Besar harapan agar pengusaha bisa merubah cara pandang mereka terhadap buruh.
Para buruh haruslah dilihat bukan bukan sebagai komoditas, dan faktor produksi,
tetapi merupakan stakeholder. Dengan begitu, ketika ada persoalan untuk
mengurangi beban produksi, maka kesejahteraan buruh atau pemutusan hubungan
kerja, bisa diminimalisir atau diatur secara efisiensi.
Usulan
Solusi berikutnya adalah perhatian dari Negara kepada peluh kaum buruh harus
lebih diprioritasikan. Semisal, kebijakan mengenai upah minimum regional (UMR)

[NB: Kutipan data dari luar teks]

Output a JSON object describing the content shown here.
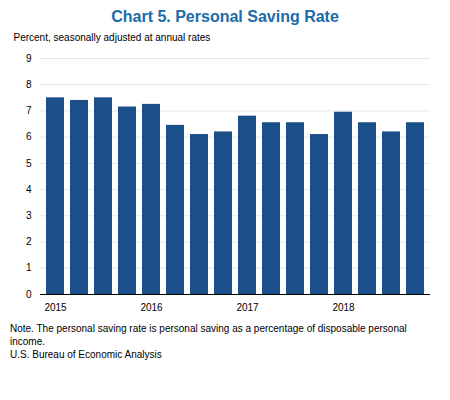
{
  "chart_data": {
    "type": "bar",
    "title": "Chart 5. Personal Saving Rate",
    "ylabel": "Percent, seasonally adjusted at annual rates",
    "categories": [
      "2015",
      null,
      null,
      null,
      "2016",
      null,
      null,
      null,
      "2017",
      null,
      null,
      null,
      "2018",
      null,
      null,
      null
    ],
    "values": [
      7.5,
      7.4,
      7.5,
      7.15,
      7.25,
      6.45,
      6.1,
      6.2,
      6.8,
      6.55,
      6.55,
      6.1,
      6.95,
      6.55,
      6.2,
      6.55
    ],
    "color": "#1B4F8A",
    "ylim": [
      0,
      9
    ],
    "yticks": [
      0,
      1,
      2,
      3,
      4,
      5,
      6,
      7,
      8,
      9
    ],
    "grid": true,
    "notes": [
      "Note. The personal saving rate is personal saving as a percentage of disposable personal income.",
      "U.S. Bureau of Economic Analysis"
    ]
  }
}
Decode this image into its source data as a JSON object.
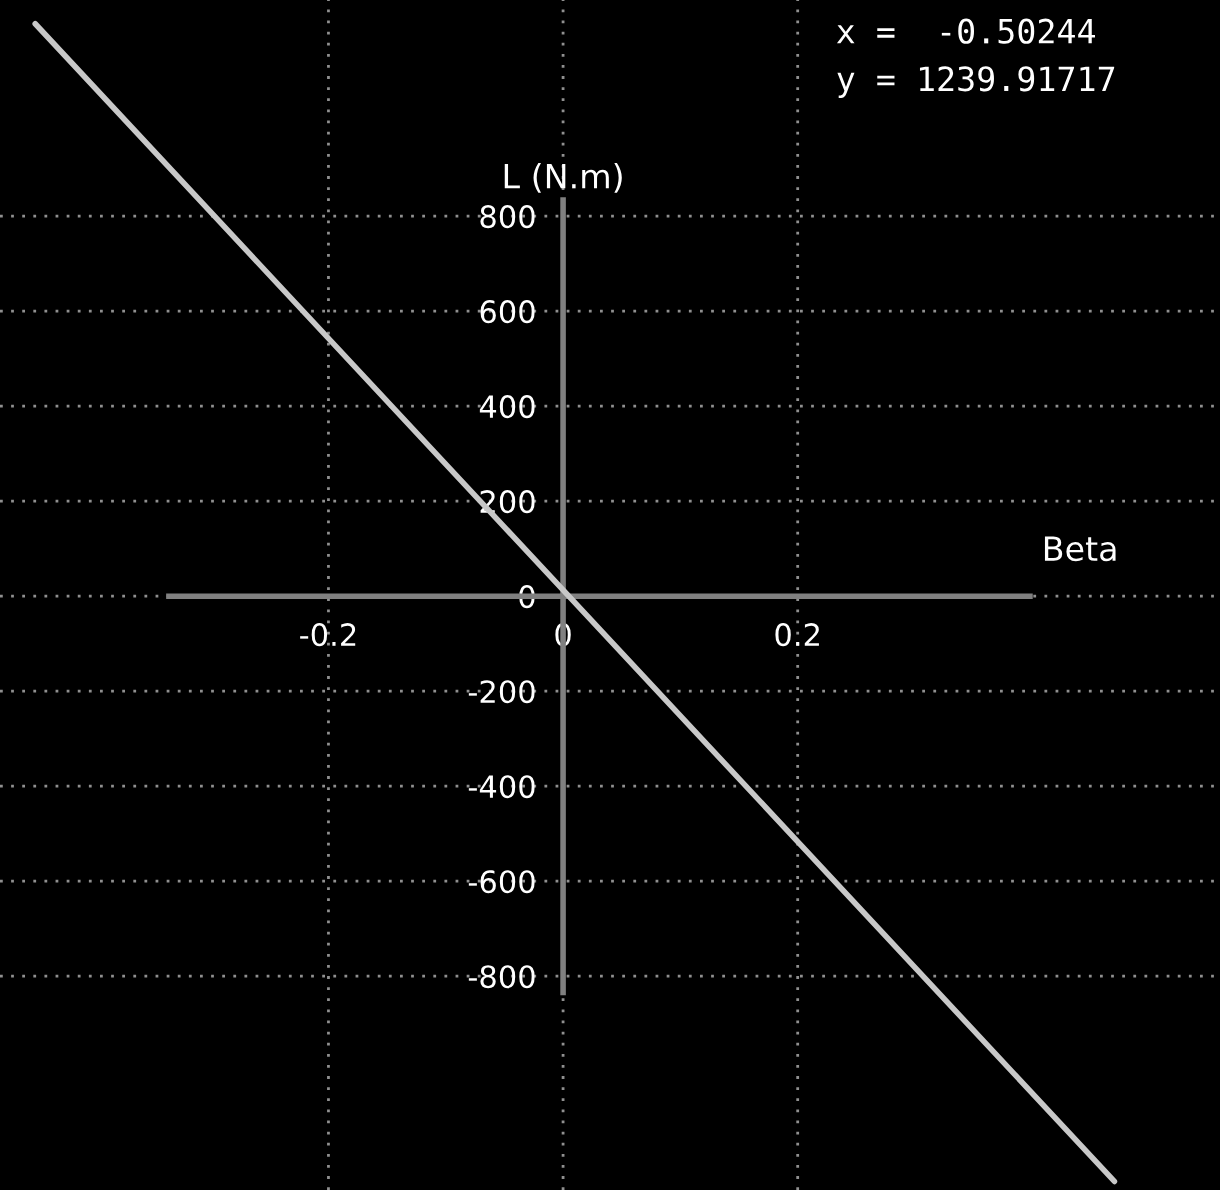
{
  "chart_data": {
    "type": "line",
    "xlabel": "Beta",
    "ylabel": "L (N.m)",
    "x": [
      -0.45,
      0.47
    ],
    "series": [
      {
        "color": "#c8c8c8",
        "values": [
          1205,
          -1232
        ]
      }
    ],
    "xlim": [
      -0.48,
      0.56
    ],
    "ylim": [
      -1250,
      1255
    ],
    "xticks": [
      -0.2,
      0,
      0.2
    ],
    "yticks": [
      -800,
      -600,
      -400,
      -200,
      0,
      200,
      400,
      600,
      800
    ],
    "grid": true,
    "line_style": "solid",
    "marker": "none",
    "annotations": [
      "x =  -0.50244",
      "y = 1239.91717"
    ]
  }
}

perlu disempurnakan. UMR harusnya berkaca pada tingkat kebutuhan riil tenaga
kerja dan disesuaikan dengan inflasi dan pertumbuhan ekonomi. Sebagai pihak
ketiga, Negara harus menjadi penghubung dan mediator antara kepentingan buruh
dan pengusaha seadil mungkin. Tidak boleh berat sebelah. Kebijakan-kebijakan
yang dikeluarkan seharusnya memenuhi sisi keadilan, sehingga negara tidak lagi
menjadi ‘boneka’ pengusaha, tetapi mampu menjalankan fungsinya sebagai
pelindung dan penjamin hak-hak masyarakat, khususnya kaum buruh.
Selamat
Hari Buruh. Semoga peluh para buruh mendapat apresiasi dari kita semua.
Sumber Pemikiran:
Hartono, A. (1994). Gugatan kaum buruh terhadap ketimpangan
dalam industri. Economic Journal of Emerging Markets, 3,
52-58.
Hendrastomo, G. (2010). Menakar kesejahteraan buruh:
memperjuangkan kesejahteraan buruh diantara kepentingan negara dan
korporasi. Jurnal Informasi, 16(2), 1-16.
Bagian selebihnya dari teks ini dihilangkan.